Understanding the Death Tax
Planning for death is morbid. Unfortunately, the alternative –not planning at all –may be financially detrimental to our children, or other beneficiaries. Therefore, it's instrumental to try and understand the complicated nature and rules surrounding the New York and Federal estate tax ("death tax"). This article will provide a brief explanation and some very basic concepts in connection with estate taxes.
The first basic concept to understand about the New York and Federal estate tax is the marital deduction. The marital deduction means that a surviving spouse does not pay any estate taxes upon the first spouse's death. The tax is deferred until the death of the surviving spouse. The public policy behind this law is clear –surviving spouses should not be forced to sell their homes or other assets (in the case of illiquid estates) to pay the estate tax.
Next, we must distinguish between state and Federal estate taxes. In New York, a deceased domiciliary may pass up to $1,000,000 to his or her beneficiaries tax free- this is referred to as the estate tax exemption or exclusion. So, if a New York resident passes away with $1,000,000 in his name, his or estate is not taxed and the beneficiary receives the property tax-free. However, if a New York resident passes away leaving more than $1,000,000, his or her estate is taxed at a tax rate capped at 16%. Please note that New York does not have a gift tax (no taxes on gifts made during a persons lifetime). As made permanent by the American Taxpayers Relief Act of 2013 ("ATRA"), the federal estate tax exemption is $5,250,000. The federal estate and gift tax is unified so that lifetime gifts reduce the available federal exemption to the extent made. The federal tax rate is capped at 39.6%.
Another significant difference between the New York and federal estate tax is that the federal estate tax exemption is portable. The New York estate tax exemption is not portable. Portability means that if one spouse passed away not using up the entire $5,250,000 the surviving spouse can make use of the deceased spouse's unused portion. Therefore, a Husband and Wife can pass up to $10.5 million to their heirs without paying a federal estate tax. Let's illustrate with a simple example:
Husband has $5,250,000 and Wife has $5,250,000. Husband passes away first leaving everything to his Wife and and therefore does not use any of his $5.25 million exclusion (because all passed to his wife). When the Wife passes away at a later date she leaves behind $10,500,000 to her children without paying any federal estate taxes (the $5.25 million she inherited from her husband and the $5.25 million she owned). However, if they were New York residents, the children would owe a state estate tax of $1,680,000 (16% of $10.5 million).

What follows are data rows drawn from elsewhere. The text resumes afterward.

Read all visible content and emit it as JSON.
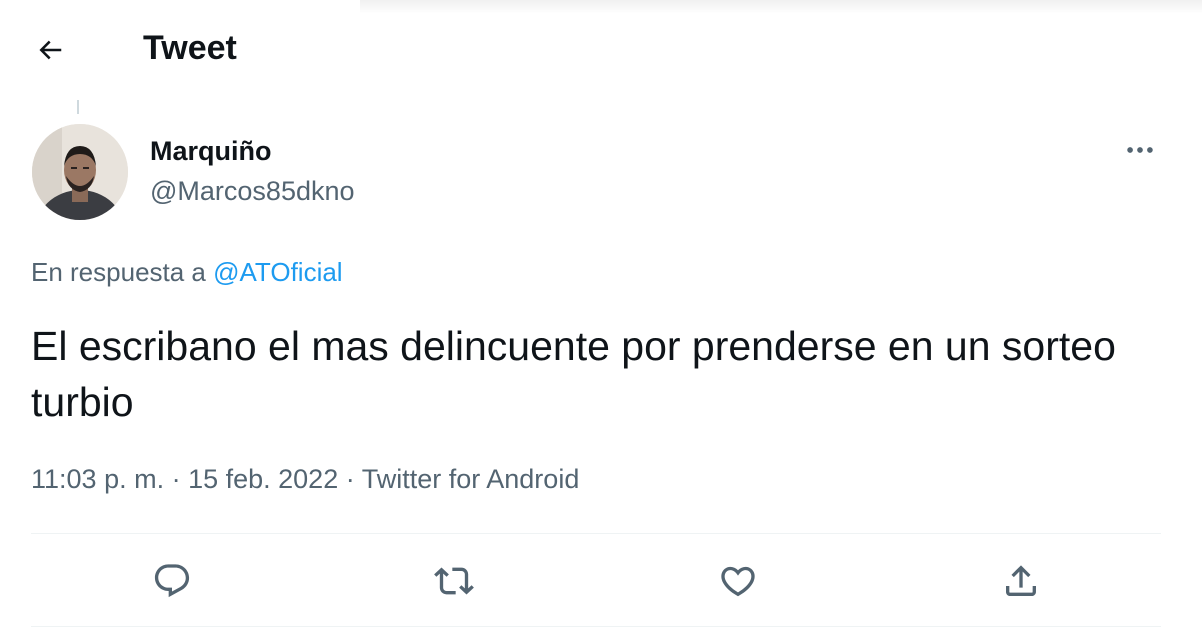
{
  "header": {
    "title": "Tweet",
    "back_icon": "arrow-left-icon"
  },
  "tweet": {
    "author": {
      "display_name": "Marquiño",
      "handle": "@Marcos85dkno"
    },
    "reply_context": {
      "prefix": "En respuesta a ",
      "mention": "@ATOficial"
    },
    "text": "El escribano el mas delincuente por prenderse en un sorteo turbio",
    "time": "11:03 p. m.",
    "separator": " · ",
    "date": "15 feb. 2022",
    "source": "Twitter for Android",
    "more_icon": "more-horizontal-icon"
  },
  "actions": {
    "icons": [
      "reply-icon",
      "retweet-icon",
      "like-icon",
      "share-icon"
    ]
  },
  "colors": {
    "text_primary": "#0f1419",
    "text_secondary": "#536471",
    "link": "#1d9bf0",
    "divider": "#eff3f4"
  }
}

Let's also take a look at an example to illustrate that New York does not have portability:
Husband has $1,000,000 and Wife has $1,000,000. Husband passes away first leaving everything to his Wife. Wife then passes away and leaves behind $2,000,000 to her children. The Wife's estate must pay the New York estate tax on the $2 million because the estate is larger than $1 million and the Husband's unused exemption lapsed at his death.

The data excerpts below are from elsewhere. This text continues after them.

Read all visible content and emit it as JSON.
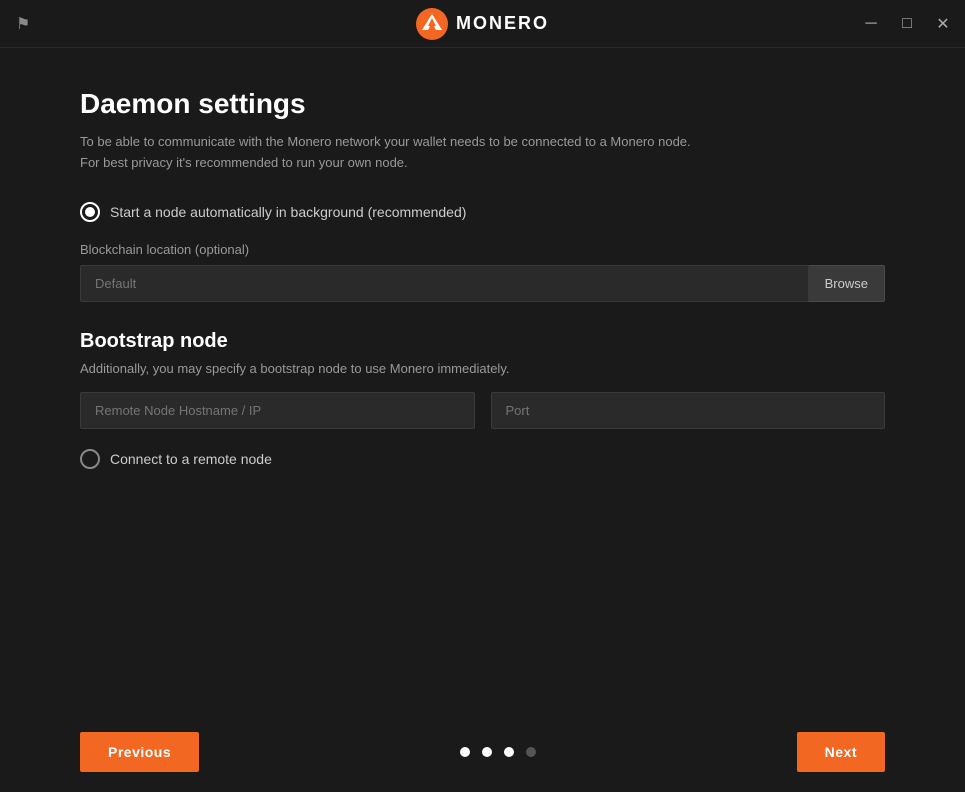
{
  "titlebar": {
    "app_name": "MONERO",
    "minimize_label": "─",
    "restore_label": "□",
    "close_label": "✕"
  },
  "page": {
    "title": "Daemon settings",
    "description_line1": "To be able to communicate with the Monero network your wallet needs to be connected to a Monero node.",
    "description_line2": "For best privacy it's recommended to run your own node.",
    "radio_option1_label": "Start a node automatically in background (recommended)",
    "radio_option1_checked": true,
    "blockchain_location_label": "Blockchain location (optional)",
    "blockchain_location_placeholder": "Default",
    "browse_button_label": "Browse",
    "bootstrap_section_title": "Bootstrap node",
    "bootstrap_section_desc": "Additionally, you may specify a bootstrap node to use Monero immediately.",
    "hostname_placeholder": "Remote Node Hostname / IP",
    "port_placeholder": "Port",
    "radio_option2_label": "Connect to a remote node",
    "radio_option2_checked": false,
    "previous_button_label": "Previous",
    "next_button_label": "Next",
    "pagination": {
      "dots": [
        {
          "active": true
        },
        {
          "active": true
        },
        {
          "active": true
        },
        {
          "active": false
        }
      ]
    }
  },
  "colors": {
    "accent": "#f26822",
    "background": "#1a1a1a",
    "input_bg": "#2a2a2a"
  }
}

If the Husband and Wife in either example engaged in estate planning with a knowledgeable attorney, they could have achieved better results. In our first example, the couple would have been well advised to create a "credit shelter trust" in their Wills. This type of a trust preserves the exemption (as does portability) however various other advantages including the reduction in the New York estate tax paid would be gained (there would be less in New York estate taxes paid because the tax is progressive). A credit shelter trust typically provides that the surviving spouse has the right to use the property (in case of real estate) and the right to income and support from the trust property but upon the surviving spouse's death passes to the children, or other beneficiaries. The property in the trust also has creditor protection and protection of the assets from a potential future spouse (in the event the surviving spouse remarries). The couple from our second example would have avoided the New York estate tax entirely had they employed this planning strategy. This is so because the Husband's credit shelter trust would have been funded with his $1 million instead of disappearing along with his death. Therefore the Wife would pass away with only her own $1 million and the children receive $2 million tax free.